Беатрис вздохнула и, отвернувшись к спинке кресла, провела пальцем по завиткам резьбы.
— Единственное, что осталось, — упрямо сказала она, — это музыка, и еще стихи. Я вот с большим удовольствием перечитываю Бекера и Эспронседу. Ну и потом дружба — с людьми и с животными. А все остальное… — Она сделала гримаску и снова повернулась к отцу.
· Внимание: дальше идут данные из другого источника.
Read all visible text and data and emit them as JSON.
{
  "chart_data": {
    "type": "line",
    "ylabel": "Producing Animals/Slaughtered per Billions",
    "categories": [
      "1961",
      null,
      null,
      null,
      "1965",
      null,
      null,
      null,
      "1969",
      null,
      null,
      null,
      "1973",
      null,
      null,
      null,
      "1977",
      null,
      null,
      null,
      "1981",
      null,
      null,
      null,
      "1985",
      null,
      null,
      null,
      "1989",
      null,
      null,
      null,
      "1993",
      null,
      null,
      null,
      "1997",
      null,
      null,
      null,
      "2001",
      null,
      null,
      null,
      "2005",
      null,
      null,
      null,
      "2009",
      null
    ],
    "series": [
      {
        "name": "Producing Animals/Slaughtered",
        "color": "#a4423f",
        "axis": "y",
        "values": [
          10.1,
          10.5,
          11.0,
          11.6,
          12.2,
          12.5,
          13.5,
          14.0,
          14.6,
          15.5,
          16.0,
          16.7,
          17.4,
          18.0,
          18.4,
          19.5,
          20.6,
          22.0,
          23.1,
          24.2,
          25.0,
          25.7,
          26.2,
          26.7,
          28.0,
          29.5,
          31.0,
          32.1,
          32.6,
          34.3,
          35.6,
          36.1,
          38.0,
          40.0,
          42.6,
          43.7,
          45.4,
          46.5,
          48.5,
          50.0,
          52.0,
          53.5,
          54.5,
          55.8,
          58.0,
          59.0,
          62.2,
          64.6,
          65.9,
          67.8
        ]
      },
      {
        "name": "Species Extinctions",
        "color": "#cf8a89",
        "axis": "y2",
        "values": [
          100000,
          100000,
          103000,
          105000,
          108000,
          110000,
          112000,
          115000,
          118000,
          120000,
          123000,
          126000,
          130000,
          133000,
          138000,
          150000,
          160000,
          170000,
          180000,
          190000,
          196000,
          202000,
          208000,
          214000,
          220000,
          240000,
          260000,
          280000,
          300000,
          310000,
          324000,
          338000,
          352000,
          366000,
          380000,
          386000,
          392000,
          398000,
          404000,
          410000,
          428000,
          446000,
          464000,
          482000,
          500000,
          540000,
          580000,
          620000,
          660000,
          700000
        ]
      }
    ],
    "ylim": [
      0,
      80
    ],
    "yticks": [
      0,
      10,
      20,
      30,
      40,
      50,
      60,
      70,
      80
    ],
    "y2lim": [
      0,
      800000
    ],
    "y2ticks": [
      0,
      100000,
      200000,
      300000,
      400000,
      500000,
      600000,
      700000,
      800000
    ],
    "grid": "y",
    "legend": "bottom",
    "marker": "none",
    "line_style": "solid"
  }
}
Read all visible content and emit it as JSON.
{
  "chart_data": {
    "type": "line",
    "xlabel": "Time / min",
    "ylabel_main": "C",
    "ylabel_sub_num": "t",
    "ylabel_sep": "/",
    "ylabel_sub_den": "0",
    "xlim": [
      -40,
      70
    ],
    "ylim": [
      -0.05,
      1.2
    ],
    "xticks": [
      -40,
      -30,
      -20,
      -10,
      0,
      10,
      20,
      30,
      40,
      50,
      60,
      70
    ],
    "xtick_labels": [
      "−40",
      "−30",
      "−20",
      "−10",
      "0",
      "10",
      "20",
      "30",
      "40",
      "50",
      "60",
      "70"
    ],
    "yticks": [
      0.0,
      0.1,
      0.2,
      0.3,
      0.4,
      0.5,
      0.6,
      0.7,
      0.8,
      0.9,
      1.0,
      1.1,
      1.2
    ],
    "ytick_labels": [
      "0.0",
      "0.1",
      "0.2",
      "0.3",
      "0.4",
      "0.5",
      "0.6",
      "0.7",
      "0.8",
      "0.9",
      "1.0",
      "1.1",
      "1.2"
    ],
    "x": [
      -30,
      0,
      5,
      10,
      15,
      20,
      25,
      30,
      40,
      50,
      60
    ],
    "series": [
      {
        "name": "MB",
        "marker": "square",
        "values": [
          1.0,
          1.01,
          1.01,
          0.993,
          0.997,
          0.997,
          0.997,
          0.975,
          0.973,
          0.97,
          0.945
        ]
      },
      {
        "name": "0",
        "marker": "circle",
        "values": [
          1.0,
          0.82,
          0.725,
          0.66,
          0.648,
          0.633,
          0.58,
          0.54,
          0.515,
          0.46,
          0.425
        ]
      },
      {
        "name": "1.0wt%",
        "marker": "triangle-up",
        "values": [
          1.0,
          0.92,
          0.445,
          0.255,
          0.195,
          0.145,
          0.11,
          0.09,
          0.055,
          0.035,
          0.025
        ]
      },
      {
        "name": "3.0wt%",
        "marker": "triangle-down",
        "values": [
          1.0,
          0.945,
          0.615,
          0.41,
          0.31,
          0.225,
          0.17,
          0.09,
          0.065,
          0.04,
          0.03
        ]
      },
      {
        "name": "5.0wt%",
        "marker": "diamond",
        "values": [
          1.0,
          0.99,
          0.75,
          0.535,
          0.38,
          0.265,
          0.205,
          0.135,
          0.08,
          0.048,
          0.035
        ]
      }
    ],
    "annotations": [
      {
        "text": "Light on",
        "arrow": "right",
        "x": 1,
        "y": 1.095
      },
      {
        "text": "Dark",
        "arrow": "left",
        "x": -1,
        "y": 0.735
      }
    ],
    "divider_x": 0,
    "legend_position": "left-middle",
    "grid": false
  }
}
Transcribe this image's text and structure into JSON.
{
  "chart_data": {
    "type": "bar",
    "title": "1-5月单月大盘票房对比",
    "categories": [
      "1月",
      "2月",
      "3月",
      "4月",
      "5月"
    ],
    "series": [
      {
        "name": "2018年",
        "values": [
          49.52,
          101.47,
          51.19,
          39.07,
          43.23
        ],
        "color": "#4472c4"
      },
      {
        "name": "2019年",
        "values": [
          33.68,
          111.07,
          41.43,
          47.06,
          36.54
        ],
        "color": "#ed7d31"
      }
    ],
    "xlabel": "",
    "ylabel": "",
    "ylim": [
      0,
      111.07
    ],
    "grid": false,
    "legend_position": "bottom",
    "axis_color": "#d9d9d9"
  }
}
— Целая программа, — улыбнулся доктор Альварадо. — Что Ж, дорогая, в семнадцать лет это простительно. Вы странные люди — с одной стороны, вас уже ничем не удивишь, читаете вы совершенно недопустимые по возрасту книги, Фрейда ты, очевидно, прочитала уже год назад, а с другой стороны, какая-то странная инфантильность, какая-то совершенно необъяснимая наивность. Твоя бабка в семнадцать лет была замужней женщиной, хозяйкой эстансии. А ты — разочарованность в жизни, Бекер, дружба с животными. Все это хорошо, но пора ведь и становиться взрослым человеком…
— Папа, ты просто не понимаешь… Вся беда в том, что именно в этом я кажусь себе иногда слишком взрослой. Я не знаю, как это получается. Я и сама хотела бы воспринимать многие вещи гораздо проще, что ли.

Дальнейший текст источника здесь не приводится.